I've gone inside and checked it out and I figured the problem, it's the ribbon between the screen and the motherboard, there's a fault within the wire that somewhat comes from out of nowhere, it's extremely odd how the screen 'fuzzes' this way, "Lines of White" I'd like to formally and officially address this as from now on. 


Odd findings:

The problem seems to be so delicate, the way it happens to "fix itself" after 5-30 minutes (varying on the heat generation of the laptop), was because the heat generating within the screen that's affecting the cables slightly softens them and they self bend into proper position. Lol couldn't ever imagine thanking my laptop for getting hot..


The fix..? 

Simple, yet.. very disappointingly annoying to do, send it in for a new ribbon cable (The cable connecting your screen to your motherboard) and have it replaced.

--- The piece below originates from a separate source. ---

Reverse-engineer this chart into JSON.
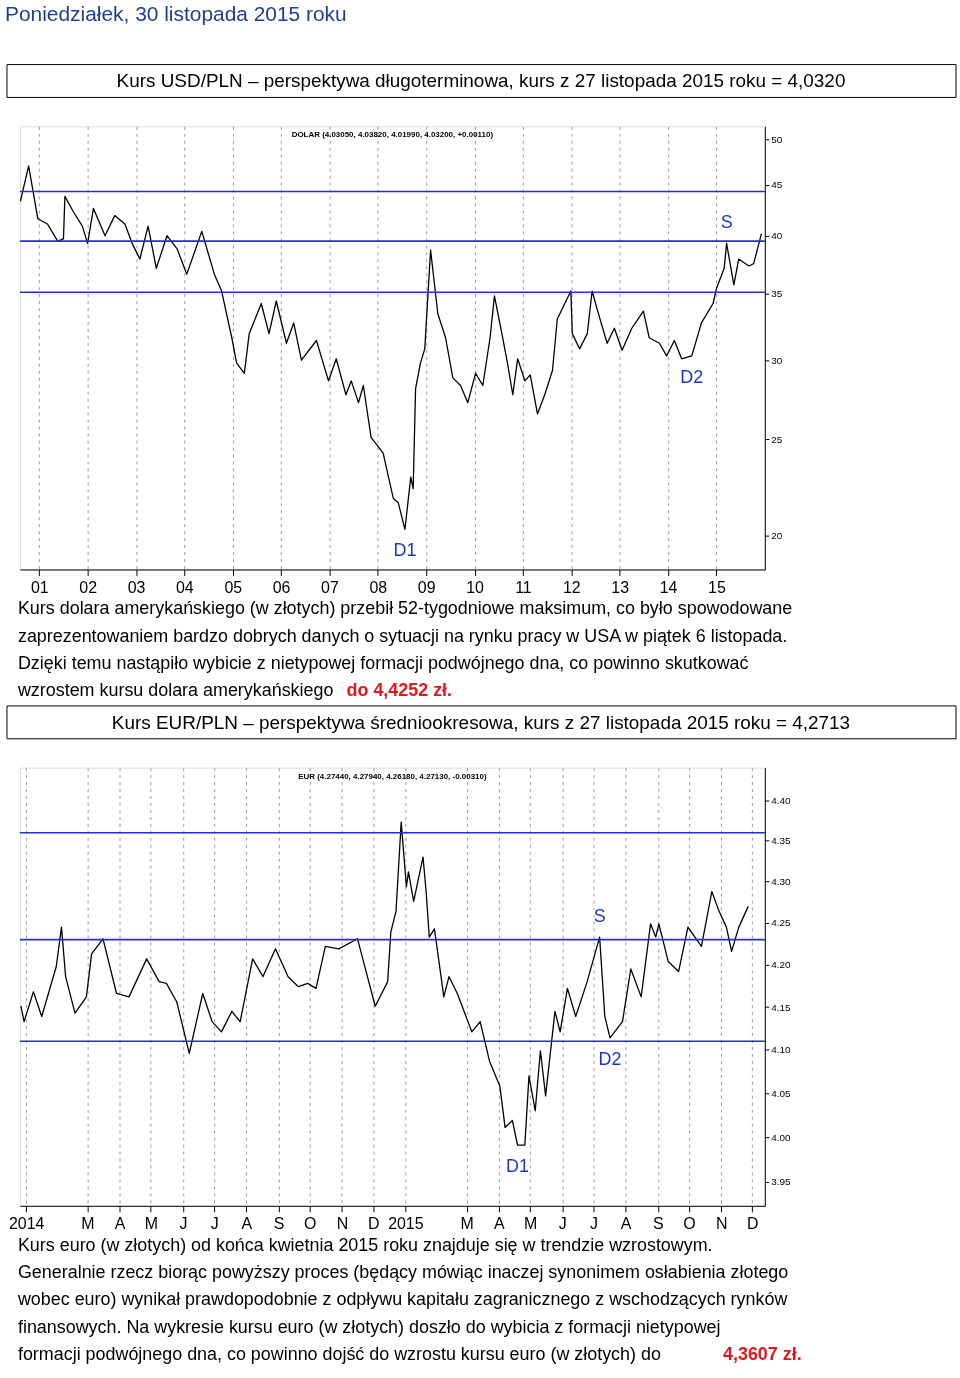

Note: You can NOT fix this yourself without the new cable, you'd rather poke it a little until the screen is fully functional again for the session you're having with it and do a complete external backup before sending it in, although, if you are a computer veteran, then dare to try it yourself, but make sure you use a NEW cable.


Close:

But yes, currently as I'm writing this I'm sitting on my bed crying, eating ice-cream as I backup my HDD to my XHDD, ready to say byebye to my wonderful lappy for a week.. (nah lul jk xD)


----------